Маркиза наклонилась, подняла два плоских камешка примерно одной величины и запустила один за другим. Адальбер изумленно посмотрел на нее, а потом захлопал в ладоши.
– Браво! Я насчитал семь "блинов" у первого камня и восемь у второго! Теперь мне есть с кем соревноваться!
– Очень рада составить вам компанию, но при условии, что сначала мы поговорим с глазу на глаз. Мне нужна ваша помощь, Адальбер.
– Как части достославной пары?
– Нет. Исключительно ваша. Речь о План-Крепен, и, к несчастью, я думаю, что все очень серьезно.
– Тогда пойдемте прогуляемся по парку. А то, боюсь, наша невинная забава привлечет и других любителей развлечься подобным образом.
Адальбер высыпал из пригоршни камешки, достал из кармана платок и протянул его тете Амели, чтобы она вытерла руки. Потом они чинно рядышком отправились прогулочным шагом по дорожке вдоль озера, и вскоре из окон дома их уже не было видно. Отыскав скамейку, Адальбер усадил на нее маркизу и взял ее за руку, заметив, что у той на глазах слезы.
– Скажите же, что вас так взволновало?
На следующее утро без двадцати семь Мари-Анжелин в темно-синем костюме, с голубым шарфом на голове, вошла в полутемную церковь. Только-только начинало светать. На алтаре горели две свечи, и ризничий расставлял утварь, необходимую аббату Тюрпену во время мессы. Мари-Анжелин подошла к нему и попросила ее исповедовать, добавив, что господин кюре дал на это разрешение. Они направились к исповедальне и скрылись в ней. Адальбер нашел самый темный угол и тихонько сел на скамью. Отсюда он мог спокойно наблюдать за происходящим, оставаясь невидимым.
В обычное время разве только побоями можно было заставить его встать с постели в такой ранний час и отправиться в церковь, но все, что доверила ему тетушка Амели, всерьез его обеспокоило. К беспокойству добавилась и капля ревности. Он успел привыкнуть, что План-Крепен питает к нему слабость, и мысль, что она переживает мучения великой романтической страсти, почему-то была ему неприятна.
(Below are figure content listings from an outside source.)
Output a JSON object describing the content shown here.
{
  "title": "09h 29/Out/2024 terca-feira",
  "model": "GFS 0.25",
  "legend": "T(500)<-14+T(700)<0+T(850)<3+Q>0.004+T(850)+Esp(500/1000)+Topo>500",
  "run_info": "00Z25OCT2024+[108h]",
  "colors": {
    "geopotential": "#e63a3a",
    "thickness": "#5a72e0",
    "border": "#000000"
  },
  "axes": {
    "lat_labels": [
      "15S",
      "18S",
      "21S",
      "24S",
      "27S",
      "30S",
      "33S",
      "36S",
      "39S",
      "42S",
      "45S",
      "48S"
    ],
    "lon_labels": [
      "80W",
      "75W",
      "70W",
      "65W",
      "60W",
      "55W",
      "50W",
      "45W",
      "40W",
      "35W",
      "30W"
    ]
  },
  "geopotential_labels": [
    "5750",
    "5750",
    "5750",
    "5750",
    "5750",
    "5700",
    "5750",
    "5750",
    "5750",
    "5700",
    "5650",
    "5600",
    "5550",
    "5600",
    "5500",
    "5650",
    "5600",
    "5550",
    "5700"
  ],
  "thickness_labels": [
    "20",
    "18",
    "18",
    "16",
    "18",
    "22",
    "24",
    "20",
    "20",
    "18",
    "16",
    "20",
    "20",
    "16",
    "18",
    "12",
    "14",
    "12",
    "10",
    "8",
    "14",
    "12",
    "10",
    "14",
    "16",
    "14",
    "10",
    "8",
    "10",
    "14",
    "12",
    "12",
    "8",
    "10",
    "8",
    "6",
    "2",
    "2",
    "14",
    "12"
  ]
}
Причем до такой степени, что он вовсе не спешил сообщать о происходящем Альдо.
– Он сейчас с головой погрузился в старинные документы Водре-Шомара, и его невозможно оторвать от этого занятия, – высказал он свои соображения маркизе. – Мой учитель тоже пытается внести в его поиски свою лепту, приплетая туда друидов, что вряд ли что-то проясняет. Одним словом, я все скажу Морозини, когда он будет способен меня услышать. А пока хватит и нас двоих, вас и меня.
Расположившись за колонной, Адальбер спокойно слушал мессу и вдруг заметил за другой колонной, гораздо ближе к исповедальне, мужчину. Узнать его не составило Адальберу труда, хотя видел он его только на рисунке. По всей видимости, мужчина рассчитывал поговорить с Мари-Анжелин.
Адальбер бесшумно, как кошка, прокрался в другой угол церкви и занял пост рядом с исповедальней за занавесью. Здесь скорее всего он мог расслышать, о чем пойдет разговор, не вызвав никаких подозрений. В церкви сидели всего три или четыре пожилые женщины, так что эти двое могли говорить совершенно спокойно.
Служба закончилась. Мари-Анжелин в последний раз перекрестилась, повернулась и оказалась лицом к лицу с Хуго. Она вздрогнула, узнав его, но он тут же заговорил.
– Мне необходимо было увидеть вас и поговорить!
– Вы уверены, что необходимо? Не лучше ли просто сделать вид, что вы меня не знаете? Мы с вами, собственно, никогда не виделись... Официально, я имею в виду.
– Почему вы вернулись, когда я вам это запретил?
– С какой стати? Мы с вами даже не знакомы.
– Потому что ваша жизнь в опасности!
– Моя? – удивилась она с печальной усмешкой, от которой сердце невидимого наблюдателя невольно сжалось. – Не вижу для этого причин. Меня вместе с семьей пригласили на празднование трехсотлетия дома профессора Водре-Шомара, вот и все. Если кто-то на виду, то мои родственники, но уж никак не я.